Confusion Matrix
A confusion matrix is a table used to summarize and assess the success of a classification model by comparing its predicted labels against actual ground truth labels. It provides a detailed breakdown of how many instances the model classified correctly and, crucially, which specific classes it confused with others.
1. Structure and Building a Confusion Matrix
In a binary classification problem (where there are two classes, often designated as positive and negative), the confusion matrix is a 2x2 table. While conventions can vary slightly, most common implementations (such as scikit-learn) use rows to represent actual classes and columns to represent predicted classes. (Note: some sources reverse this, using columns for ground truth).

The matrix is built by counting model outcomes in four categories:
- True Positives (TP): Instances correctly predicted as the positive class.
- True Negatives (TN): Instances correctly predicted as the negative class.
- False Positives (FP): Instances incorrectly predicted as positive (also known as a Type I error or "fallout").
- False Negatives (FN): Instances incorrectly predicted as negative (also known as a Type II error or "miss").
For multiclass classification, the matrix expands to a K×K grid for K classes. For example, in a 10-digit classification task, the matrix would be 10x10, with the main diagonal representing correctly identified digits.

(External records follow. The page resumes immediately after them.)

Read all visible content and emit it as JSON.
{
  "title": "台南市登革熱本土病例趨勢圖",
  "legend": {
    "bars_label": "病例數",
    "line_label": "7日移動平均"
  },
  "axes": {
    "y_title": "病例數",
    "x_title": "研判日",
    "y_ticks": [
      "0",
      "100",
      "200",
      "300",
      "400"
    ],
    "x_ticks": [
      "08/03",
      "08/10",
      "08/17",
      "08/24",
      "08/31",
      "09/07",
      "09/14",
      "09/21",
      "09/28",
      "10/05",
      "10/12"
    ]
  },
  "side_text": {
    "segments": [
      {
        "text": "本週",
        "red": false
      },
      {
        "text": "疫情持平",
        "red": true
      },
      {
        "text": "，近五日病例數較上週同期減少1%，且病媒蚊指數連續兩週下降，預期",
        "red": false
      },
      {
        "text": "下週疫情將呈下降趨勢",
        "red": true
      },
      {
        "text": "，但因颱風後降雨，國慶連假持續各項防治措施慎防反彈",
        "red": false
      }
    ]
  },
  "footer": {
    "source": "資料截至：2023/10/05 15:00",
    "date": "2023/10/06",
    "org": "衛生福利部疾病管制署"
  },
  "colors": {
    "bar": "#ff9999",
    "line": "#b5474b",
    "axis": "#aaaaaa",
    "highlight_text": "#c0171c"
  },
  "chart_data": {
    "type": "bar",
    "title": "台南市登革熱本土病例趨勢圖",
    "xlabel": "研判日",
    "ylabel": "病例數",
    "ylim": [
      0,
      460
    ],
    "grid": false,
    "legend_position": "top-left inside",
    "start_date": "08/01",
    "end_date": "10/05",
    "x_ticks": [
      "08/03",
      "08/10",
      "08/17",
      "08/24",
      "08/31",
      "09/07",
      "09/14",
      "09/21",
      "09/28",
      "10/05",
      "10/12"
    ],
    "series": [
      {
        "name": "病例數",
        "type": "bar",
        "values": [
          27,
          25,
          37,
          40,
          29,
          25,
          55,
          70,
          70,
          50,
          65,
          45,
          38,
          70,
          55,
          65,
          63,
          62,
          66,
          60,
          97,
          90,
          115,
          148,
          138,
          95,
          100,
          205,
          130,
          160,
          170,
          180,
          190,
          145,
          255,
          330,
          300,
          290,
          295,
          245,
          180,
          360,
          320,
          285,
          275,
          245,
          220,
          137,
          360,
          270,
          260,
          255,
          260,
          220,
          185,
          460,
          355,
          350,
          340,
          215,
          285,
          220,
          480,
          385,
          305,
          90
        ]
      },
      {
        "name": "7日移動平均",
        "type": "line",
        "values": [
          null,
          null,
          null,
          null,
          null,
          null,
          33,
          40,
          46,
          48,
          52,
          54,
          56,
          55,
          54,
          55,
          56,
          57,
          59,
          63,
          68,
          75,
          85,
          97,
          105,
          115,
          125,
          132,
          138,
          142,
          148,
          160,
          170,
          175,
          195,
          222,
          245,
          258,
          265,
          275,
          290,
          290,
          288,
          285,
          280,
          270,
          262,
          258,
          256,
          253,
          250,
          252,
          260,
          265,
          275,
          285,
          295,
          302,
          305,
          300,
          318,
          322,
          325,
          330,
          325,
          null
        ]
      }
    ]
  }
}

2. How to Interpret the Matrix
- The Main Diagonal: Entries on the main diagonal (from top-left to bottom-right) correspond to correct classifications. A "perfect" classifier would have nonzero values only on this diagonal and zeros everywhere else.
- Off-Diagonal Entries: These represent errors. Analyzing these help determine mistake patterns. For instance, a model might frequently predict "mouse" when the actual label is "rat," suggesting a need for more distinct features or more training examples for those specific species.
- Error Analysis: By dividing the values in the matrix by the number of images in each class, you can compare error rates rather than absolute numbers, which prevents abundant classes from looking "worse" simply due to their volume.